Et rajoutons les bouteilles de jus, d’eau, de boissons sucrées. Certains ont même osé mettre le lait dans des bouteilles de plastique, ce qui le rend infect. Le lait pour les enfants est généralement distribué dans une poche de plastique, qu’on achète par lot de trois ou quatre, emballés à leur tour dans un sac de plastique plus grand. Celui-ci a de la couleur et contient les informations que les poches individuelles ne dévoilent pas.
Viennent ensuite tous les biscuits, les craquelins, la crème glacée, les pâtes alimentaires, et tout ce qui a été plus ou moins transformé avant de nous parvenir, placés de manière astucieuse sur des centaines d’étagères dans lesquelles nous déambulons en poussant un chariot de métal, car transporter notre nourriture sur de longues distances nous est maintenant une tâche impossible. Plus assez de volonté, plus assez de muscles.

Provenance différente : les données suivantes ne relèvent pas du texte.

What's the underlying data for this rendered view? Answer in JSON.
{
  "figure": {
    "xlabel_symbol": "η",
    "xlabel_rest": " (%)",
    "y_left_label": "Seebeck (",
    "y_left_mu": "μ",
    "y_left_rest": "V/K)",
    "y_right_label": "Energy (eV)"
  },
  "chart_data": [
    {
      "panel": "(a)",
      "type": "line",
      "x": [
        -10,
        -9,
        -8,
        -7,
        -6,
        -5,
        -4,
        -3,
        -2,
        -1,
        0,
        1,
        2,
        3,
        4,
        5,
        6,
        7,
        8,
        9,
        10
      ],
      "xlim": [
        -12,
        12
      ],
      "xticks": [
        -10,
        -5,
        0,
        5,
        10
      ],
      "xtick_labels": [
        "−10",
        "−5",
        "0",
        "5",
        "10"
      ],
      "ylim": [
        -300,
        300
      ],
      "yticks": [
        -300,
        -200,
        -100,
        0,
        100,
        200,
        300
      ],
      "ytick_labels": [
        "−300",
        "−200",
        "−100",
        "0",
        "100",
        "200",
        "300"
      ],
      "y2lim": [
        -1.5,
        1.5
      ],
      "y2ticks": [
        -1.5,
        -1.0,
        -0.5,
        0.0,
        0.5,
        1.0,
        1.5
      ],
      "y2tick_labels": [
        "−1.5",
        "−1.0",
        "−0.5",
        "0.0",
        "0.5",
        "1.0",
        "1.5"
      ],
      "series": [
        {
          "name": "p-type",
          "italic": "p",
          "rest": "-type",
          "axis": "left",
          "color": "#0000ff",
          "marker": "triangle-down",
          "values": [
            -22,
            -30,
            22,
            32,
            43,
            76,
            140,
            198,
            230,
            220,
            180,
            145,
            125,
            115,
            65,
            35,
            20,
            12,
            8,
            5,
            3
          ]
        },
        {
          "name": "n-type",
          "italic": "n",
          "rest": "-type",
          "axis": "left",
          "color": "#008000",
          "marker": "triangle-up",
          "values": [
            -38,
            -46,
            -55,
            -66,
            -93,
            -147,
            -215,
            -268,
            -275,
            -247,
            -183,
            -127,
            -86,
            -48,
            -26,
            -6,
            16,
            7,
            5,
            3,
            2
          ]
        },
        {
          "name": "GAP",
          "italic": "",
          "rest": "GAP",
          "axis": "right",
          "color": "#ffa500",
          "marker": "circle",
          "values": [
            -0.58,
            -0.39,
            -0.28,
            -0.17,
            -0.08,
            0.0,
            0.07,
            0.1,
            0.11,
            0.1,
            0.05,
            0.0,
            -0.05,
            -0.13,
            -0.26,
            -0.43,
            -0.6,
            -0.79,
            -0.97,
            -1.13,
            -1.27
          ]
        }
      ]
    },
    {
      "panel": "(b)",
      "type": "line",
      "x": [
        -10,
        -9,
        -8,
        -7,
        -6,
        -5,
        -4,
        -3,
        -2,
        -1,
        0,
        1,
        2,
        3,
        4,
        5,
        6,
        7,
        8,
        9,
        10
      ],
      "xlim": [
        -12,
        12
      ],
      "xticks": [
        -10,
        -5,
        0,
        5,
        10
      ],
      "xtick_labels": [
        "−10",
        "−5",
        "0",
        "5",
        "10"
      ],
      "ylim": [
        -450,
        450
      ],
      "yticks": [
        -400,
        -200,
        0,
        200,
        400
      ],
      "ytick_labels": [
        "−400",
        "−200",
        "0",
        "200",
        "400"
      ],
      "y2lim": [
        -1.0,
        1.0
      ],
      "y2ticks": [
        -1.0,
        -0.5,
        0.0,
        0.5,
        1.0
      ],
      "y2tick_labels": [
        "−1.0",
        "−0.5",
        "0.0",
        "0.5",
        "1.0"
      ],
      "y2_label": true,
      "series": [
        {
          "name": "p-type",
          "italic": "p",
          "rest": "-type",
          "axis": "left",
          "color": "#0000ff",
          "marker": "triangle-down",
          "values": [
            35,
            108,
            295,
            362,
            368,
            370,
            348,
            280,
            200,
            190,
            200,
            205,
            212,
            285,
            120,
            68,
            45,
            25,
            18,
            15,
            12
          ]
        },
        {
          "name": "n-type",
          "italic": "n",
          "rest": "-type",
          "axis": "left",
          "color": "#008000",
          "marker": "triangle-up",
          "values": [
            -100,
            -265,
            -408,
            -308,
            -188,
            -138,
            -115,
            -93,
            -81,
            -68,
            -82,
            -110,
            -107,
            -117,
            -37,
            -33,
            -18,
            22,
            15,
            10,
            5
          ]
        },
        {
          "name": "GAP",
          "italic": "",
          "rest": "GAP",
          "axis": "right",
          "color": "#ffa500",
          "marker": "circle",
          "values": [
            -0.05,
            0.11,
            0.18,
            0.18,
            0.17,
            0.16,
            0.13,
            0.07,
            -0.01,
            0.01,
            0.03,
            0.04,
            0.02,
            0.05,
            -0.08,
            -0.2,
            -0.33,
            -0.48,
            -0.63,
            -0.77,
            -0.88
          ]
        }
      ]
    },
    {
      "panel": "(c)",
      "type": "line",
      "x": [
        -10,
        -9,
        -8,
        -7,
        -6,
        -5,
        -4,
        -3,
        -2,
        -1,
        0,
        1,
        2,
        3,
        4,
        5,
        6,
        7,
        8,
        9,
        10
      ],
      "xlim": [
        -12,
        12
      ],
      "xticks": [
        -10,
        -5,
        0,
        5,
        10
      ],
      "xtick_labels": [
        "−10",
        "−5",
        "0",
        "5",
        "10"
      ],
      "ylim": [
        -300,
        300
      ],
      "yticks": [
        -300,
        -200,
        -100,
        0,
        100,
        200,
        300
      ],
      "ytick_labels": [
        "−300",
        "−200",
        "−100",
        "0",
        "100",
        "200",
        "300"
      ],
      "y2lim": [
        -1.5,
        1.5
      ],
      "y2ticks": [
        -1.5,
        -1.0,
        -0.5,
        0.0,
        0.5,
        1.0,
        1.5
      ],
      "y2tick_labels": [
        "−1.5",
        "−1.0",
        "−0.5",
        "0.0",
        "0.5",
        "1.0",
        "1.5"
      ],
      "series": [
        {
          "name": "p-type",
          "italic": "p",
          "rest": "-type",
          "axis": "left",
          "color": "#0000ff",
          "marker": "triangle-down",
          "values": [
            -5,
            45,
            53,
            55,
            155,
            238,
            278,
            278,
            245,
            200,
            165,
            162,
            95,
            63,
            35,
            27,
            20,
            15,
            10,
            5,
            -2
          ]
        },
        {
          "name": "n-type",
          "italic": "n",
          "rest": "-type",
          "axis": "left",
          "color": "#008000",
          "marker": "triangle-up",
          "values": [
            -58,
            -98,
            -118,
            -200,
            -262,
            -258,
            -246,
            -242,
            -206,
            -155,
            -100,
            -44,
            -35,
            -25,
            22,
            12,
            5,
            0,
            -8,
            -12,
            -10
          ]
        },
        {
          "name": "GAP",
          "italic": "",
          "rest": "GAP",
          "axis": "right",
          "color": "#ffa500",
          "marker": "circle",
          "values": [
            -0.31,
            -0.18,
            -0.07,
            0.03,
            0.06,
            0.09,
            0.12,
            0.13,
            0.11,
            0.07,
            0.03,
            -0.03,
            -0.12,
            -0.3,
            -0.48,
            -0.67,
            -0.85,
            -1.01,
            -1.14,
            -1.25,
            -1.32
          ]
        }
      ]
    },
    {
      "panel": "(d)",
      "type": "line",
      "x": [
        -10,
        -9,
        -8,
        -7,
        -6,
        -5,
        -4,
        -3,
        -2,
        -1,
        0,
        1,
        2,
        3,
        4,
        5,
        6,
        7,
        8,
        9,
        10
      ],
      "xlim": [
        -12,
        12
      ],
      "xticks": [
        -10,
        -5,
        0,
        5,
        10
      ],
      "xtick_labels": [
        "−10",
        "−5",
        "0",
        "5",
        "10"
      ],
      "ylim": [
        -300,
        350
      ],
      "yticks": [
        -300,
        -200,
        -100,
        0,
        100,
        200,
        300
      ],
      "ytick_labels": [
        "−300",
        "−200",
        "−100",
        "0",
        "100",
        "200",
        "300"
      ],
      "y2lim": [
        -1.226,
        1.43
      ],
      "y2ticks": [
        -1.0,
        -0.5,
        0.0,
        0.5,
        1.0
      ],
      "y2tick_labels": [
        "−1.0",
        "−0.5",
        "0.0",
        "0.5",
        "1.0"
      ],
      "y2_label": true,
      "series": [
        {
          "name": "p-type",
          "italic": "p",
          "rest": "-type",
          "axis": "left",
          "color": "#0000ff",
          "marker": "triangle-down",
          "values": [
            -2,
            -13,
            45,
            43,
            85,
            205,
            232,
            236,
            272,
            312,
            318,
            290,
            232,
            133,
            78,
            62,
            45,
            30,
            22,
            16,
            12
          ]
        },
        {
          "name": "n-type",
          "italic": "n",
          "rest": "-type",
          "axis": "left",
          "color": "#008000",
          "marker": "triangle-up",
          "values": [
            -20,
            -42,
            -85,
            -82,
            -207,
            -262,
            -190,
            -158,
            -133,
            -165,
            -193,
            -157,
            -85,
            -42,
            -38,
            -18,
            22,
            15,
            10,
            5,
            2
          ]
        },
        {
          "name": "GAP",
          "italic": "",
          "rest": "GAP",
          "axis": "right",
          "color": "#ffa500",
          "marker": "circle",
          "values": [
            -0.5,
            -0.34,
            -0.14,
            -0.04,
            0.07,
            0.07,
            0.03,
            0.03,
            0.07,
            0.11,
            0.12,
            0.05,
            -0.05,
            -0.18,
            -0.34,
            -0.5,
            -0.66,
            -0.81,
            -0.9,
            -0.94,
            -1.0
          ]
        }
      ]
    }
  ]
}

Dans le temps, j’étais certaine que malgré les propos rassurants du dépliant, Tchernobyl se répéterait à Gentilly. La compagnie Candu, qui fabriquait les réacteurs, était venue à notre école nous expliquer les merveilles du nucléaire. Leur savoir-faire était si avancé qu’un accident était impossible. Les déchets radioactifs étaient enfouis dans notre solide Bouclier canadien, à l’abri des pires catastrophes. Je ne les croyais pas. J’étais aussi convaincue que les pluies acides grignoteraient tout et tueraient les lacs. Aujourd’hui, on parle beaucoup moins de ça. Une nouvelle est un bris dans la continuité. Quand le monde crève en permanence depuis des décennies, les médias se fatiguent, comme nous.
Prenons l’axe positif : je vis une époque délicieuse, où l’abondance des technologies et des temps libres, pour ceux qui en font le choix, permet de réaliser de grandes choses. Nous sommes encore libres, le secret est toujours permis. Ceux qui ont quelque chose à cacher peuvent le faire. Je peux ainsi leurrer et mentir impunément. Je teste fréquemment mes quelques pouvoirs. Mon invisibilité est ce dont je suis la plus fière.
Pour vivre, je pratique un métier qui sera, un jour, obsolète, comme celui de draveur ou de facteur télégraphiste. Je suis traductrice. Le jour où les machines comprendront l’ironie, le contexte, le quotidien et la banalité, l’humour et toutes ces perles de la nature humaine, les traducteurs seront superflus. En ce moment, même les mauvais traducteurs comme moi peuvent manger et payer leur loyer. Mais, comme le reste, notre temps est compté.